The marriage produced three children:

- Elizabeth Mary Carew Pole (1929–2021), who married David Cuthbert Tudway Quilter (1921–2007), grandson of Sir Cuthbert Quilter, 1st Baronet (1841–1911), and nephew of Sir Cuthbert Quilter, 2nd Baronet, and Roger Quilter
- Caroline Anne Carew Pole (1933–2018), who married The Hon. Paul Asquith (1927–1984), the son of Cyril Asquith, Baron Asquith of Bishopstone
- Sir John Richard Walter Reginald Carew Pole, 13th Baronet (1938–2024), who married Mary Dawnay, a granddaughter of Charles Grey, 5th Earl Grey

Following Cynthia's death in 1977, her husband remarried Joan Fulford, the widow of Lt-Colonel Anthony Fulford, in 1979.

==Death==
Carew Pole died at Antony House on 14 March 1977, aged 69, after a long illness. A private funeral was held on 19 March at the village church, where she was buried.

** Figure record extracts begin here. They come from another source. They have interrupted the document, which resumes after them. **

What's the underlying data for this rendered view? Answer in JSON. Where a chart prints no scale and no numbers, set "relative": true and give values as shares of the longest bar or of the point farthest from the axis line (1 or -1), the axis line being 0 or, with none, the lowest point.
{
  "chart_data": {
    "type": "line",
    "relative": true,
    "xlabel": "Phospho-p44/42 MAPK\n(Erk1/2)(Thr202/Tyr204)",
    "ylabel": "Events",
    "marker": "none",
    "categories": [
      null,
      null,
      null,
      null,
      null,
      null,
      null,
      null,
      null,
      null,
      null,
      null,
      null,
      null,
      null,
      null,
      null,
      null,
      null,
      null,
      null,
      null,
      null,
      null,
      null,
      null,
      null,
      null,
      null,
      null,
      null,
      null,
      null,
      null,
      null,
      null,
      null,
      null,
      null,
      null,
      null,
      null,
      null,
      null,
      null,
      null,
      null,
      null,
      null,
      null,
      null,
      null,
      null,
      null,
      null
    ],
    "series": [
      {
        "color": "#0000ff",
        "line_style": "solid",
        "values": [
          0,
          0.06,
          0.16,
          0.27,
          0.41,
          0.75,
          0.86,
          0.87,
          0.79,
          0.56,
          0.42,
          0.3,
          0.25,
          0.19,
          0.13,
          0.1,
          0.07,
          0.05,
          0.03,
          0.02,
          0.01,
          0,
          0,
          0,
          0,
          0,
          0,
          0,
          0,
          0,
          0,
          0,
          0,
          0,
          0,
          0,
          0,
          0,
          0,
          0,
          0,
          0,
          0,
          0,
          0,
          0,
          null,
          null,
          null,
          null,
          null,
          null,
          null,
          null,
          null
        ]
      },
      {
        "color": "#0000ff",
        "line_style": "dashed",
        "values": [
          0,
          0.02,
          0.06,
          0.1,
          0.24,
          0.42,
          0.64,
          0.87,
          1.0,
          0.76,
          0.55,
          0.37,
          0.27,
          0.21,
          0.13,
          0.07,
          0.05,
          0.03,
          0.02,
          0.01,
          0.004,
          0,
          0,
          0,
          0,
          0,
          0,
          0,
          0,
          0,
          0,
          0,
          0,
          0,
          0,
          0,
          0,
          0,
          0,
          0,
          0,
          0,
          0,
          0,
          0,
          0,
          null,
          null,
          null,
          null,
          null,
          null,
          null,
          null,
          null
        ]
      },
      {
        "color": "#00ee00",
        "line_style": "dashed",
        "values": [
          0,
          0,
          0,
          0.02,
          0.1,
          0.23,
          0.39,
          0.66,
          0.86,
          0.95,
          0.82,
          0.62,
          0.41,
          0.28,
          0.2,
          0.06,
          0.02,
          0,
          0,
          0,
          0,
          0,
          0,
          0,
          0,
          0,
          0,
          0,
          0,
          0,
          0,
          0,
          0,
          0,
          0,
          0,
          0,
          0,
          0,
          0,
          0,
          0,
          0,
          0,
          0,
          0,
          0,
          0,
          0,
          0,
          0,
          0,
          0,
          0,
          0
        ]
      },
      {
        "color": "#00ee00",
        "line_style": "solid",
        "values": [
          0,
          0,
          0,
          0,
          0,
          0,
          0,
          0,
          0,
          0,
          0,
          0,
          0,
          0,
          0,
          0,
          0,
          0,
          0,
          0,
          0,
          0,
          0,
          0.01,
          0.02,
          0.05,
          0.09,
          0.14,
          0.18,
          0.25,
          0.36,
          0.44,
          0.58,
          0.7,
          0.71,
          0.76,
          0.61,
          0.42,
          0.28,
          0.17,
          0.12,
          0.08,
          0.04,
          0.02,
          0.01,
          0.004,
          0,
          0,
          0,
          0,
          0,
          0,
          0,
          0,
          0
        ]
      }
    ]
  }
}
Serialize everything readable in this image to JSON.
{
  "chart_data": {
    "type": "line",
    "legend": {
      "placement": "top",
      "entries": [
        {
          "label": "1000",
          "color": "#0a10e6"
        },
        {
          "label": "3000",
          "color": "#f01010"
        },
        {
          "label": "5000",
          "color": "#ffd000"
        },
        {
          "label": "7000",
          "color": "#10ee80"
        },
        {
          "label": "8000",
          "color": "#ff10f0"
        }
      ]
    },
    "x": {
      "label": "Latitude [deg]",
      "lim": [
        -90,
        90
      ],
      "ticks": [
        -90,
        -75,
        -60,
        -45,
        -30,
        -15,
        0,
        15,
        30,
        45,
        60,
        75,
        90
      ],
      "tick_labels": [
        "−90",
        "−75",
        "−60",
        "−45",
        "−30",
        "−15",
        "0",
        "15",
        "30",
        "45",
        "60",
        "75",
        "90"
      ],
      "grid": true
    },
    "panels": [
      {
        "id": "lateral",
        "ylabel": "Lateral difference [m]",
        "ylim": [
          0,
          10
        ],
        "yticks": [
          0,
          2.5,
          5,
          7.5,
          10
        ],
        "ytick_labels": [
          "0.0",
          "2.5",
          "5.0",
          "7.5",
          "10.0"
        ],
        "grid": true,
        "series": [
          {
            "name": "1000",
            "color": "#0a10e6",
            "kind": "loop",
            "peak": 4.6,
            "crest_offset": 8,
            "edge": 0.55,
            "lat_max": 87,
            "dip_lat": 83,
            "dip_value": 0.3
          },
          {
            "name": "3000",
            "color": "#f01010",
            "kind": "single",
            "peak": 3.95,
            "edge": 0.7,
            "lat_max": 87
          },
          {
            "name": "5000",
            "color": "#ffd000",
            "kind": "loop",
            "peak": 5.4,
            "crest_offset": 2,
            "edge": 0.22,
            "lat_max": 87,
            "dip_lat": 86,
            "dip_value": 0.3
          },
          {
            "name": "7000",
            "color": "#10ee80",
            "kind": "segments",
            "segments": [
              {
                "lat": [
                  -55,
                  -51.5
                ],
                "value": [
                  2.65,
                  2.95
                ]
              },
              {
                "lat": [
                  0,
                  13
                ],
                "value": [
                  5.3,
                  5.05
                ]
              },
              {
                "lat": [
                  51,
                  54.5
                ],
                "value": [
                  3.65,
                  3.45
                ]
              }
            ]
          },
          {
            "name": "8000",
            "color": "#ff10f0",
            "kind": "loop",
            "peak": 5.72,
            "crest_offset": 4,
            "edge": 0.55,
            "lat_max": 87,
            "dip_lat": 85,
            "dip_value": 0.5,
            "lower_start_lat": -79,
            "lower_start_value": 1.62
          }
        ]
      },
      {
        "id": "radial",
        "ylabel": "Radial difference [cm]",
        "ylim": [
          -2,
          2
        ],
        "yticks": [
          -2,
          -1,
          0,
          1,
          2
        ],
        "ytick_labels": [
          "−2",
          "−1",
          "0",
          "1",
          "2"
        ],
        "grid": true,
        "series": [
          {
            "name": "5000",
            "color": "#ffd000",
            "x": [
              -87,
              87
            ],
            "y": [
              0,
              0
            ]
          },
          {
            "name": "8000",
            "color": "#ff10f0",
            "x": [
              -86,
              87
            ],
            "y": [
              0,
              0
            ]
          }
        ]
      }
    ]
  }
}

A memorial service was held at Truro Cathedral on 4 April. The service was led by H. M. Lloyd (the Dean of Truro), A. L. Rowse gave the address, and the Bishop of Truro Graham Leonard led closing prayers. The music was arranged by John Winter.

Cynthia was survived by her only sibling Major General Sir George Burns; following Burns' death in 1997, the family's North Mymms Park estate was inherited by Cynthia's son Sir Richard Carew Pole (although Sir George had sold the main house in 1979).